LECTURE XVI.
The Transition.
Non-existence of the Dome in our old English architecture—Highly developed forms in France, Germany, and Italy, contemporary with our great Mediæval edifices—Suggestions for its introduction into our revived and redeveloped Neo-mediæval style—So-called Tomb of Agamemnon at Mycenæ—The Pantheon—Temple of Minerva Medica—Torre dei Schiavi—Temples of Vesta at Rome and Tivoli—Temple of Jupiter in Diocletian’s Palace, Spalatro—Tomb of St. Constantia—Baptistery at Nocera—Baptistery at Ravenna—Important domical development—“Pendentive Domes”—Early specimens—Pendentive domes the special characteristic of the Byzantine style—How this originated—Further domical developments—Cathedral at Florence—Churches of SS. Sergius and Bacchus, the Apostles, and St. Sophia, Constantinople.
IT has been my lot to deliver my lectures from this chair in groups so very detached from one another, as to render it impossible for my hearers to follow them as a continuous series. In spite, however, of this disadvantage, I purpose to make my present lecture form a natural sequence to the last which I had the pleasure of delivering three years ago.
My last course was on arched construction, and my last lectures were on vaulting. My present one will carry on the same subject into its culminating development—The Dome.
Strongly as my tendencies towards our own Mediæval architecture draw me towards the modes of vaulting which prevail in our own ancient buildings, and which formed the subject of my later lectures, I am bound to admit that the noblest of all forms by which a space can be covered is the dome; and, much more than this, that of all architectural forms it is the most sublime and the most poetic, and is susceptible of, and demands, the highest artistic treatment. I deplore, therefore, its non-existence in our old English architecture.
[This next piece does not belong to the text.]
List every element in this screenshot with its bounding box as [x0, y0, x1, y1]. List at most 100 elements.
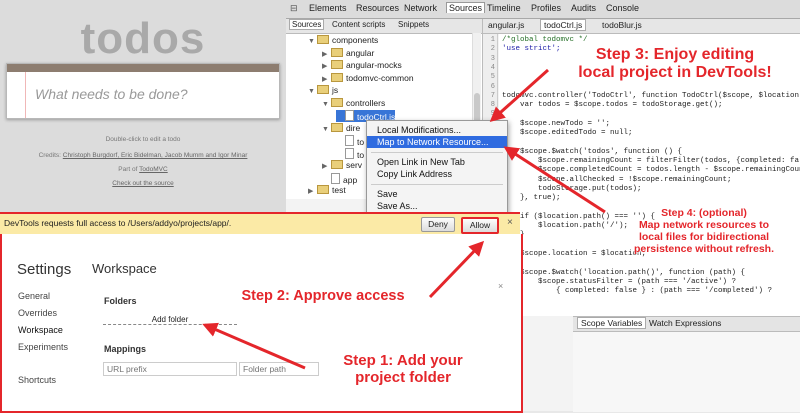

This regret, however, is diminished by the abundant evidence we possess that the dome, though absent from English buildings, was by no means held to be alien from the contemporary architecture of neighbouring countries, inasmuch as we possess it in highly developed forms over a large part of France, in Germany, and in Italy, erected at the same periods with many of our great Mediæval edifices.
If, then, I am departing from the line I had been taking in tracing out the history of old English architecture, I am not only supplying a hiatus in that history, but I trust that I may be able to offer suggestions for a more practical object—the supplying of that hiatus in our revived and redeveloped Neo-mediæval style.
In a former lecture, after defining a vault as the covering of a rectilinear space produced by the motion of an arch parallel to itself, I defined a dome as the covering of a circular space produced by the revolution of an arch round its central vertical axis. It follows that, if the arch so revolving is semicircular, the resulting dome is a hemisphere.
The revolving arch may, however, be of any form which an arch can assume. It may be elliptical, parabolic, hyperbolic, cycloidal; or it may be a pointed, a horse-shoe, or an ogee arch. Any one of these, or other forms of arch revolving on its centre, will generate a dome of its own sectional form. The plan, too, in spite of my definition, need not be a circle; it may be an ellipse, or of other forms.
I will not at this stage admit of square-planned, polygonal, or other straight-sided domes, because it may be doubted whether they are genuine domes at all, or whether they are not figures resulting from the intersection of a certain number of ordinary vaults. Anyhow, these are not generated by the revolution of an arch, so that if they are domes, my definition is at fault.